Le contrepoison universel consiste en un mélange d'acide tannique, d'oxyde de magnésium et de charbon actif. Pour citer une source : « Il n'existe pas la moindre preuve objective, contrôlée ou quantitative dans ce témoignage ». En d'autres mots, ça ne fonctionne pas.
Le charbon actif agit en liant le produit chimique dans l'estomac de sorte qu'il ne puisse être absorbé par ce dernier. Selon l'American Academy of Clinical Toxicology et l'Association européenne des centres anti-poisons, « L'administration de charbon actif peut être envisagée si un patient a ingéré une quantité potentiellement toxique d'un poison (que l'on sait être absorbé par le charbon) au maximum une heure auparavant...». En général, l'administration de charbon actif n'est PAS considérée comme une mesure de premiers soins. Le charbon actif peut être administré dans un service d'urgence ou sous supervision médicale.
Certaines études montrent que la dilution ou la neutralisation d'un agent caustique ingéré avec de l'eau ou du lait peut réduire les lésions des tissus. Cependant, aucune étude montre les avantages d'une telle pratique chez les humains. Il est préférable pour l'instant de ne PAS administrer quoi que ce soit de façon systématique à la victime qui a ingéré un produit chimique. On doit appeler plutôt le centre anti-poison local ou un médecin et suivre les conseils de ces derniers.
Il existe de véritables antidotes pour certaines classes de produits chimiques – les cyanures et les pesticides organophosphatés en sont de bons exemples. Vous pouvez déterminer quels sont les produits chimiques utilisés sur votre lieu de travail pour lesquels on connaît des antidotes, en consultant un médecin spécialisé en toxicologie ou en santé au travail, ou le fabricant/fournisseur du produit. Ces spécialistes peuvent vous donner des conseils sur les situations où il est approprié d'entreposer un antidote sur le lieu de travail.Une formation particulière donnée aux secouristes pourrait se révéler nécessaire.

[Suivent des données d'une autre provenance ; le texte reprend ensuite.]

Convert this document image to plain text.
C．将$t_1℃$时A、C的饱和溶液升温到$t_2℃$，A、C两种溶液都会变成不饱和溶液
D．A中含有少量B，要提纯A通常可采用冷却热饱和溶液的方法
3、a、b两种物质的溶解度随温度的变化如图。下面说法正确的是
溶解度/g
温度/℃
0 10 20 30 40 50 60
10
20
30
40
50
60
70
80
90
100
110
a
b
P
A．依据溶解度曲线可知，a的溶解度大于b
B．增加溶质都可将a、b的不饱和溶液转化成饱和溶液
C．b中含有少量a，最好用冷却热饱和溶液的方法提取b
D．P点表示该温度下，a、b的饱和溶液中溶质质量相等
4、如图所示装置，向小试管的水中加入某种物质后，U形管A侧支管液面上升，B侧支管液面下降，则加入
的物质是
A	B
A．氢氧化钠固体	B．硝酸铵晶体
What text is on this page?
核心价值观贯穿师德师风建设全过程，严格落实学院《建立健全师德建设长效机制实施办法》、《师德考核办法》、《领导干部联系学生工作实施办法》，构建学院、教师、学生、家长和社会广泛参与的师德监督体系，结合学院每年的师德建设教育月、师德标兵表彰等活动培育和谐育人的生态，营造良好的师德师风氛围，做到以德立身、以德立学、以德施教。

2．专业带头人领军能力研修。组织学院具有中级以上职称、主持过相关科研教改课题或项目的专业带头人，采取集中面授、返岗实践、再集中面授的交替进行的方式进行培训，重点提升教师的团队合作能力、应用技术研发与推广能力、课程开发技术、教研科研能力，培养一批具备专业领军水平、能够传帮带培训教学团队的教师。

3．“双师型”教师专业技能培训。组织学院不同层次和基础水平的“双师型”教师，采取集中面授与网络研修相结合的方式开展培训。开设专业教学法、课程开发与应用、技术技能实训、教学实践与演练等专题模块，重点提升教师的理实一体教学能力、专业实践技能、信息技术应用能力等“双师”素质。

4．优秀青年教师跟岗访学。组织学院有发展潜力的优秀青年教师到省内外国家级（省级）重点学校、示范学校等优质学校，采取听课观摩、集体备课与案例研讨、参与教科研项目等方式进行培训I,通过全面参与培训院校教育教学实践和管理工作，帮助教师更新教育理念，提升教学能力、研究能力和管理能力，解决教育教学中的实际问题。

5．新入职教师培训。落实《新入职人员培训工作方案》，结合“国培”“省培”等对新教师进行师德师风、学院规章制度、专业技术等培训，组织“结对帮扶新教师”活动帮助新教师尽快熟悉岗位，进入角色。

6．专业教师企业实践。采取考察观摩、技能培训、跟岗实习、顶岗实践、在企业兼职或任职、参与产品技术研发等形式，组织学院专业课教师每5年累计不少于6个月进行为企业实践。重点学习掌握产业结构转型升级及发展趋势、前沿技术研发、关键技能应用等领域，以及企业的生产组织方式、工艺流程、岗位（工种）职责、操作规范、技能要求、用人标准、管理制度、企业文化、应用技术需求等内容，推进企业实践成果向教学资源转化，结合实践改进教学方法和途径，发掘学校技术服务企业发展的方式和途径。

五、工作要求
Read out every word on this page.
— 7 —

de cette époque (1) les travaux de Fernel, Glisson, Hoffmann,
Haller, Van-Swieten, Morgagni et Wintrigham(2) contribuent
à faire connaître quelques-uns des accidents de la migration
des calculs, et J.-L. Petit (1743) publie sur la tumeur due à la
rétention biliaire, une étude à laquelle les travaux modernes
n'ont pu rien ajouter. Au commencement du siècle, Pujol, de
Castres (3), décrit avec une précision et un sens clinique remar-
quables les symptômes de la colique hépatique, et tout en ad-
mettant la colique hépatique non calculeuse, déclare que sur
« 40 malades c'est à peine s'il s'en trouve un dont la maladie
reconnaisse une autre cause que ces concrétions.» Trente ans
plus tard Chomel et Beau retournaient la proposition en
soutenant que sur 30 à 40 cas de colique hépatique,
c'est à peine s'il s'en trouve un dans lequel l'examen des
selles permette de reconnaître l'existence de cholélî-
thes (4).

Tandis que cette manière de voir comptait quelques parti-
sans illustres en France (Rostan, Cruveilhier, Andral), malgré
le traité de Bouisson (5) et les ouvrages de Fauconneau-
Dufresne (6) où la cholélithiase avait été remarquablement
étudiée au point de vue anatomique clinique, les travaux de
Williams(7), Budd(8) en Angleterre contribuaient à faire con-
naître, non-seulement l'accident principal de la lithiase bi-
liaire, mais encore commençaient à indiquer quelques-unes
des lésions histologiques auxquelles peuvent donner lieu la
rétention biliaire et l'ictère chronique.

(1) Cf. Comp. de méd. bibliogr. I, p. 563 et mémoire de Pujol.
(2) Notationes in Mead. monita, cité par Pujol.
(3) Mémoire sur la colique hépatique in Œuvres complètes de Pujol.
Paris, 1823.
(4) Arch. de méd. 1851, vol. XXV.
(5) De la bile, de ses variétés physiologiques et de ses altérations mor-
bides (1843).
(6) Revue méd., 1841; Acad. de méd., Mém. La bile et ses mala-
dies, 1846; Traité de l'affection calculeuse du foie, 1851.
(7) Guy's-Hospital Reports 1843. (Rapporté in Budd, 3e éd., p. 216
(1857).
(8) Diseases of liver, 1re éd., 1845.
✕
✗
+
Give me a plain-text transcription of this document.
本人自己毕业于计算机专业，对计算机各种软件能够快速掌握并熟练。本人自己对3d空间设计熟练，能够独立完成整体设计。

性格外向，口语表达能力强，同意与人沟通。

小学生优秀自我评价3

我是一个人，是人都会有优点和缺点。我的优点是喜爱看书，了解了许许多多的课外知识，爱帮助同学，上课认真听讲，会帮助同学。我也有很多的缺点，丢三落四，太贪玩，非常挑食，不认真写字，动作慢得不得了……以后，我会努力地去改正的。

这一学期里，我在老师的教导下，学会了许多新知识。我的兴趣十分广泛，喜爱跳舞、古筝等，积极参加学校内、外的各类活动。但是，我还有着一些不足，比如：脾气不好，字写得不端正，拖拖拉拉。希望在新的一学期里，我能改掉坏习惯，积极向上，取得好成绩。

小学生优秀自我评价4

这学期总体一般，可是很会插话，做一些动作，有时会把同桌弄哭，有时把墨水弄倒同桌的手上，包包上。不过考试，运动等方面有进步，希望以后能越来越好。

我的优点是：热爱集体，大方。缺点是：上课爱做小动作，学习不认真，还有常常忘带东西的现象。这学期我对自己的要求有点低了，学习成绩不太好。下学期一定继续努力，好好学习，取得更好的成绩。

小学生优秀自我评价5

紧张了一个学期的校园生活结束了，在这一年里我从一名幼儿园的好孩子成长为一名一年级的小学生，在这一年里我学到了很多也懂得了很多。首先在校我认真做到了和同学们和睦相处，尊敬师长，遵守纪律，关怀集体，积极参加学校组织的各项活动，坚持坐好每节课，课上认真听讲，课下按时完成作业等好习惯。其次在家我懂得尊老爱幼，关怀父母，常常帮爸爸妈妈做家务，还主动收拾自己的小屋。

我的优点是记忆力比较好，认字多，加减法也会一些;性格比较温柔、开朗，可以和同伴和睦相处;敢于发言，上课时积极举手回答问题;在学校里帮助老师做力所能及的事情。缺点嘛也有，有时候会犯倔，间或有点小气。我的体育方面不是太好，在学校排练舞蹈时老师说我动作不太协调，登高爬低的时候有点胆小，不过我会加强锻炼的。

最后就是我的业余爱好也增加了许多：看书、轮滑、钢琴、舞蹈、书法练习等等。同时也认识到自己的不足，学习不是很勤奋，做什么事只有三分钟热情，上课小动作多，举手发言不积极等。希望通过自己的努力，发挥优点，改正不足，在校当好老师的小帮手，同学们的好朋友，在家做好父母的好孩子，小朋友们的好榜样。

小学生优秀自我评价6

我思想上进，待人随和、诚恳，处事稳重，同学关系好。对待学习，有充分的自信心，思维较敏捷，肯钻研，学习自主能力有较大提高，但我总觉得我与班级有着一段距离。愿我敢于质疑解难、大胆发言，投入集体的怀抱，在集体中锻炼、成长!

Afin de savoir quelles mesures de premiers soins prendre, il est essentiel que vous sachiez quels produits chimiques sont présents sur votre lieu de travail. Pour ce faire, consultez l'inventaire des produits chimiques de votre entreprise ainsi que la section sur les premiers soins des fiches signalétiques (FS). Établissez une liste des produits chimiques, de leurs propriétés et de leurs exigences relativement aux premiers soins. Assurez-vous que les secouristes sur votre lieu de travail possèdent la formation et le pouvoir nécessaires (le cas échéant) pour faire face aux types de produits chimiques utilisés au travail.
Enfin, assurez-vous que votre hôpital local connaît les produits chimiques utilisés sur votre lieu de travail qui peuvent exiger des mesures de premiers soins particulières, des antidotes ou un suivi médical.
Le personnel du CCHST a préparé La fiche signalétique : un guide pratique en matière de premiers soins, une source de renseignements à l'intention des personnes intéressées à élaborer des recommandations en matière de premiers soins pour les fiches signalétiques ou à évaluer ces recommandations. Ce guide est également utile pour élaborer des programmes de premiers soins relatifs à l'intervention lors d'expositions à des produits chimiques sur les lieux de travail.